L’inauguration célébrée en grande pompe par l’évêque d’Erbil, Bashar Mate Warda, s’est tenue à quelques mètres de l’église Saint-Joseph dont les jardins sont toujours occupés par une centaine de familles réfugiées. C’est la communauté chrétienne locale, rassemblée hier autour de la Vierge, qui héberge depuis dix jours les 90 000 réfugiés venus ici des villages voisins d’Irak. « Nous avons même prêté notre maison à Shaqlawa pour héberger des familles, précise John, assis dans l’église bondée lors de la messe célébrée pour l’occasion. La majorité des réfugiés sont des assyriens. Nous sommes avant tout des chaldéens. Mais peu importe, nous sommes tous chrétiens. » Une solidarité vivement encouragée par l’Église d’Erbil. La liturgie en langue syriaque, commune aux deux communautés, facilite l’appel à la fraternité. « Soutenez vos frères meurtris, harangue le père Salim pendant son homélie. Suivez le chemin de Marie qui prit soin du Christ persécuté. »

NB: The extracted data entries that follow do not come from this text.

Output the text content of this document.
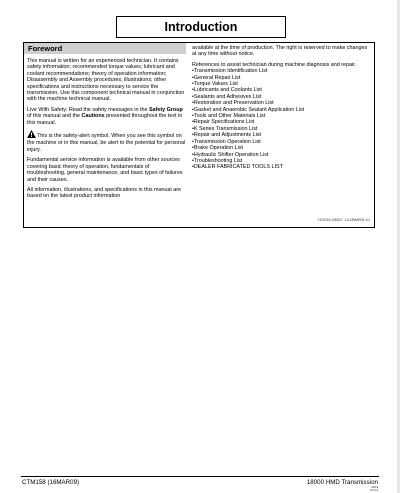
Introduction
Foreword

This manual is written for an experienced technician. It contains safety information; recommended torque values; lubricant and coolant recommendations; theory of operation information; Disassembly and Assembly procedures; illustrations; other specifications and instructions necessary to service the transmission. Use this component technical manual in conjunction with the machine technical manual.

Live With Safety: Read the safety messages in the Safety Group of this manual and the Cautions presented throughout the text in this manual.

This is the safety-alert symbol. When you see this symbol on the machine or in this manual, be alert to the potential for personal injury.

Fundamental service information is available from other sources covering basic theory of operation, fundamentals of troubleshooting, general maintenance, and basic types of failures and their causes.

All information, illustrations, and specifications in this manual are based on the latest product information

available at the time of production. The right is reserved to make changes at any time without notice.

References to assist technician during machine diagnosis and repair.

• Transmission Identification List
• General Repair List
• Torque Values List
• Lubricants and Coolants List
• Sealants and Adhesives List
• Restoration and Preservation List
• Gasket and Anaerobic Sealant Application List
• Tools and Other Materials List
• Repair Specifications List
• K Series Transmission List
• Repair and Adjustments List
• Transmission Operation List
• Brake Operation List
• Hydraulic Shifter Operation List
• Troubleshooting List
• DEALER FABRICATED TOOLS LIST
YZ01004,000007 -19-19MAR09-1/1
CTM158 (16MAR09)	18000 HMD Transmission
0004
PN=3
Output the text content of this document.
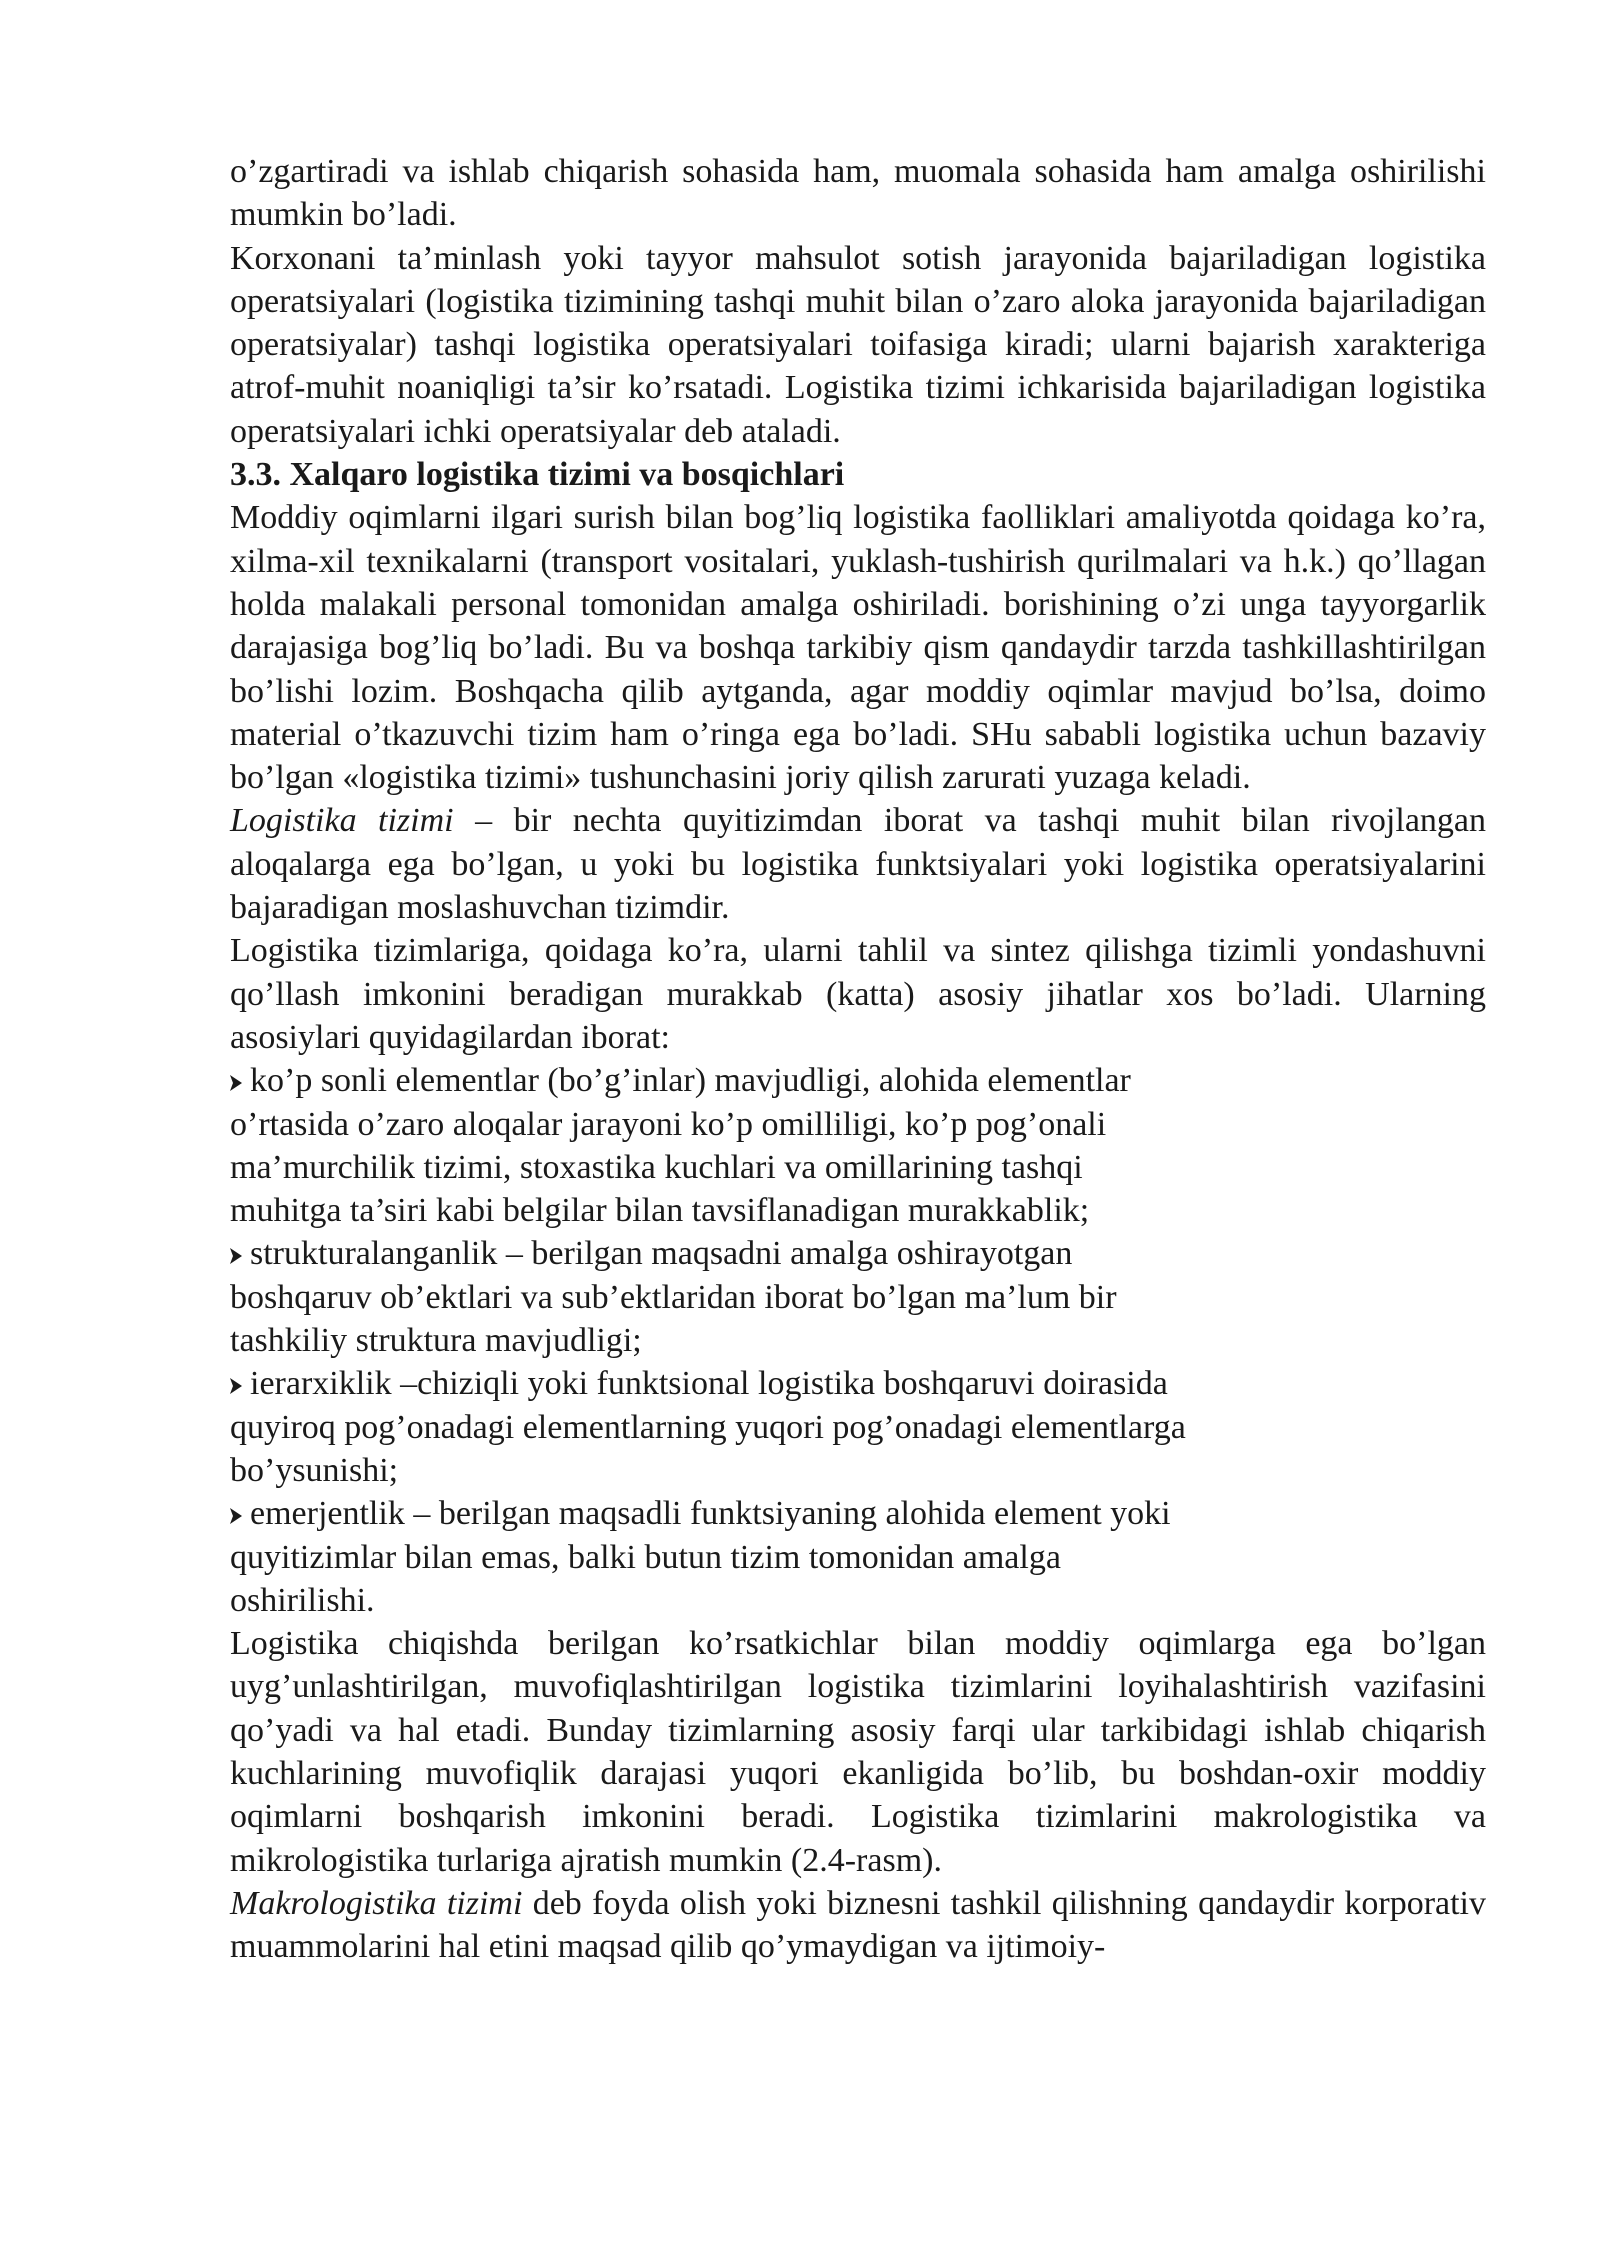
o’zgartiradi va ishlab chiqarish sohasida ham, muomala sohasida ham amalga oshirilishi mumkin bo’ladi.

Korxonani ta’minlash yoki tayyor mahsulot sotish jarayonida bajariladigan logistika operatsiyalari (logistika tizimining tashqi muhit bilan o’zaro aloka jarayonida bajariladigan operatsiyalar) tashqi logistika operatsiyalari toifasiga kiradi; ularni bajarish xarakteriga atrof-muhit noaniqligi ta’sir ko’rsatadi. Logistika tizimi ichkarisida bajariladigan logistika operatsiyalari ichki operatsiyalar deb ataladi.

3.3. Xalqaro logistika tizimi va bosqichlari

Moddiy oqimlarni ilgari surish bilan bog’liq logistika faolliklari amaliyotda qoidaga ko’ra, xilma-xil texnikalarni (transport vositalari, yuklash-tushirish qurilmalari va h.k.) qo’llagan holda malakali personal tomonidan amalga oshiriladi. borishining o’zi unga tayyorgarlik darajasiga bog’liq bo’ladi. Bu va boshqa tarkibiy qism qandaydir tarzda tashkillashtirilgan bo’lishi lozim. Boshqacha qilib aytganda, agar moddiy oqimlar mavjud bo’lsa, doimo material o’tkazuvchi tizim ham o’ringa ega bo’ladi. SHu sababli logistika uchun bazaviy bo’lgan «logistika tizimi» tushunchasini joriy qilish zarurati yuzaga keladi.

Logistika tizimi – bir nechta quyitizimdan iborat va tashqi muhit bilan rivojlangan aloqalarga ega bo’lgan, u yoki bu logistika funktsiyalari yoki logistika operatsiyalarini bajaradigan moslashuvchan tizimdir.

Logistika tizimlariga, qoidaga ko’ra, ularni tahlil va sintez qilishga tizimli yondashuvni qo’llash imkonini beradigan murakkab (katta) asosiy jihatlar xos bo’ladi. Ularning asosiylari quyidagilardan iborat:

ko’p sonli elementlar (bo’g’inlar) mavjudligi, alohida elementlar
o’rtasida o’zaro aloqalar jarayoni ko’p omilliligi, ko’p pog’onali
ma’murchilik tizimi, stoxastika kuchlari va omillarining tashqi
muhitga ta’siri kabi belgilar bilan tavsiflanadigan murakkablik;
strukturalanganlik – berilgan maqsadni amalga oshirayotgan
boshqaruv ob’ektlari va sub’ektlaridan iborat bo’lgan ma’lum bir
tashkiliy struktura mavjudligi;
ierarxiklik –chiziqli yoki funktsional logistika boshqaruvi doirasida
quyiroq pog’onadagi elementlarning yuqori pog’onadagi elementlarga
bo’ysunishi;
emerjentlik – berilgan maqsadli funktsiyaning alohida element yoki
quyitizimlar bilan emas, balki butun tizim tomonidan amalga
oshirilishi.

Logistika chiqishda berilgan ko’rsatkichlar bilan moddiy oqimlarga ega bo’lgan uyg’unlashtirilgan, muvofiqlashtirilgan logistika tizimlarini loyihalashtirish vazifasini qo’yadi va hal etadi. Bunday tizimlarning asosiy farqi ular tarkibidagi ishlab chiqarish kuchlarining muvofiqlik darajasi yuqori ekanligida bo’lib, bu boshdan-oxir moddiy oqimlarni boshqarish imkonini beradi. Logistika tizimlarini makrologistika va mikrologistika turlariga ajratish mumkin (2.4-rasm).

Makrologistika tizimi deb foyda olish yoki biznesni tashkil qilishning qandaydir korporativ muammolarini hal etini maqsad qilib qo’ymaydigan va ijtimoiy-
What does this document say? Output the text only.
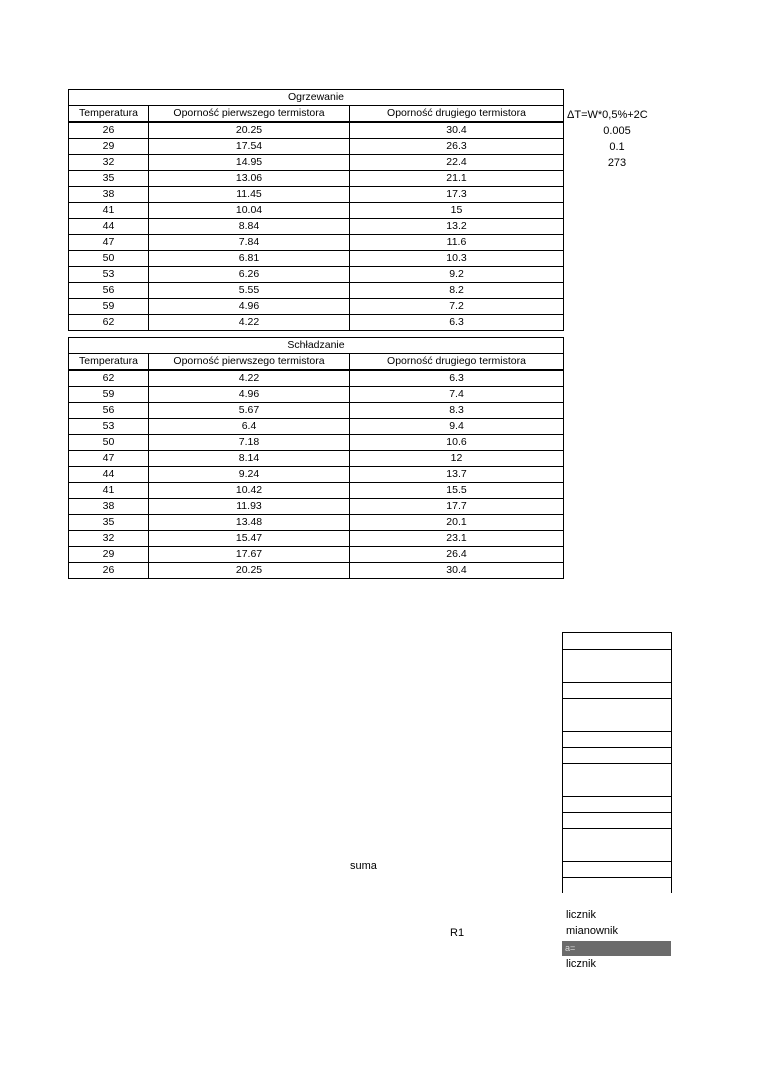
Ogrzewanie		
Temperatura	Oporność pierwszego termistora	Oporność drugiego termistora
26	20.25	30.4
29	17.54	26.3
32	14.95	22.4
35	13.06	21.1
38	11.45	17.3
41	10.04	15
44	8.84	13.2
47	7.84	11.6
50	6.81	10.3
53	6.26	9.2
56	5.55	8.2
59	4.96	7.2
62	4.22	6.3
Schładzanie		
Temperatura	Oporność pierwszego termistora	Oporność drugiego termistora
62	4.22	6.3
59	4.96	7.4
56	5.67	8.3
53	6.4	9.4
50	7.18	10.6
47	8.14	12
44	9.24	13.7
41	10.42	15.5
38	11.93	17.7
35	13.48	20.1
32	15.47	23.1
29	17.67	26.4
26	20.25	30.4
ΔT=W*0,5%+2C
0.005
0.1
273
suma
R1
licznik
mianownik
a=
licznik
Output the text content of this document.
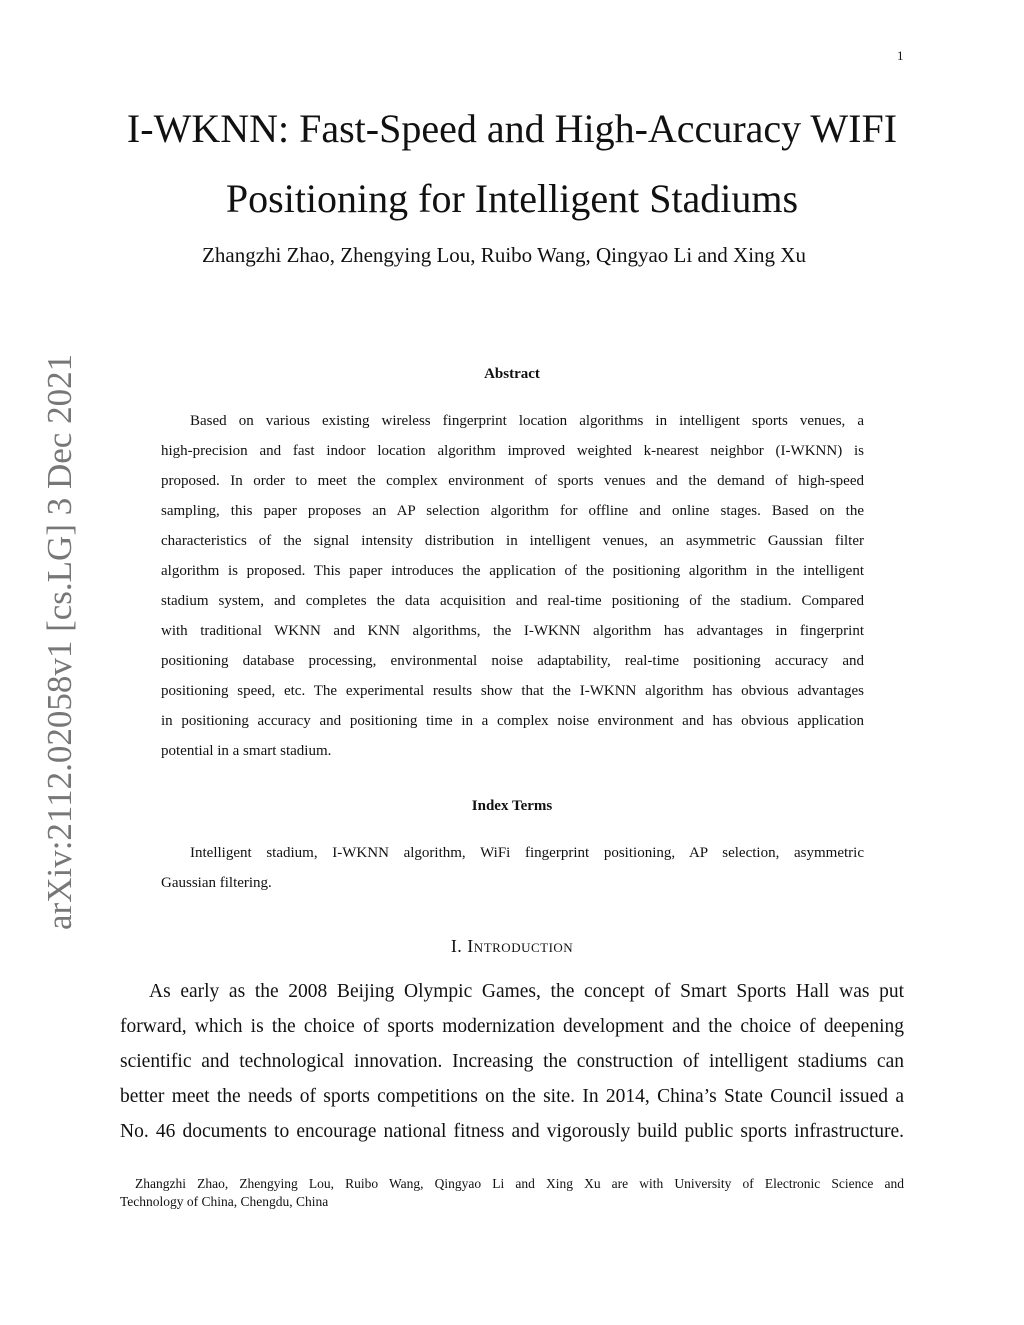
1
arXiv:2112.02058v1 [cs.LG] 3 Dec 2021
I-WKNN: Fast-Speed and High-Accuracy WIFI
Positioning for Intelligent Stadiums
Zhangzhi Zhao, Zhengying Lou, Ruibo Wang, Qingyao Li and Xing Xu
Abstract

Based on various existing wireless fingerprint location algorithms in intelligent sports venues, a
high-precision and fast indoor location algorithm improved weighted k-nearest neighbor (I-WKNN) is
proposed. In order to meet the complex environment of sports venues and the demand of high-speed
sampling, this paper proposes an AP selection algorithm for offline and online stages. Based on the
characteristics of the signal intensity distribution in intelligent venues, an asymmetric Gaussian filter
algorithm is proposed. This paper introduces the application of the positioning algorithm in the intelligent
stadium system, and completes the data acquisition and real-time positioning of the stadium. Compared
with traditional WKNN and KNN algorithms, the I-WKNN algorithm has advantages in fingerprint
positioning database processing, environmental noise adaptability, real-time positioning accuracy and
positioning speed, etc. The experimental results show that the I-WKNN algorithm has obvious advantages
in positioning accuracy and positioning time in a complex noise environment and has obvious application
potential in a smart stadium.

Index Terms

Intelligent stadium, I-WKNN algorithm, WiFi fingerprint positioning, AP selection, asymmetric
Gaussian filtering.

I. Introduction

As early as the 2008 Beijing Olympic Games, the concept of Smart Sports Hall was put
forward, which is the choice of sports modernization development and the choice of deepening
scientific and technological innovation. Increasing the construction of intelligent stadiums can
better meet the needs of sports competitions on the site. In 2014, China’s State Council issued a
No. 46 documents to encourage national fitness and vigorously build public sports infrastructure.

Zhangzhi Zhao, Zhengying Lou, Ruibo Wang, Qingyao Li and Xing Xu are with University of Electronic Science and
Technology of China, Chengdu, China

« NOUS NE SOMMES PAS CHEZ NOUS ICI »

Pourtant, peu nombreux furent les réfugiés présents à la cérémonie hier soir. « Depuis que je suis arrivé ici, je ne mets plus les pieds à l’église, raconte Mekhail, un réfugié irakien qui a fui Qaraqosh avec toute sa famille. La fête de Marie est très importante chez nous, chaque année les cloches de nos dix églises tonnent à l’unisson. Mais comment puis-je aller prier sur ces bancs maintenus au frais pendant que ma famille crève de chaud sous une tente ? ».

Difficile pour Mekhail, chassé de chez lui il y a à peine dix jours, d’accepter sa nouvelle situation. « L’Église d’Erbil veut nous garder au Kurdistan mais nous ne sommes pas chez nous ici, précise ce professeur de langue syriaque. Ils ne pensent qu’à élargir leur communauté de croyants. » Mekhail n’a donc pas rejoint les célébrations du 15 août cette fois-ci. Il a fait son rosaire comme chaque année, auprès de sa famille, avec une seule prière en tête : l’exil pour sauver ses enfants.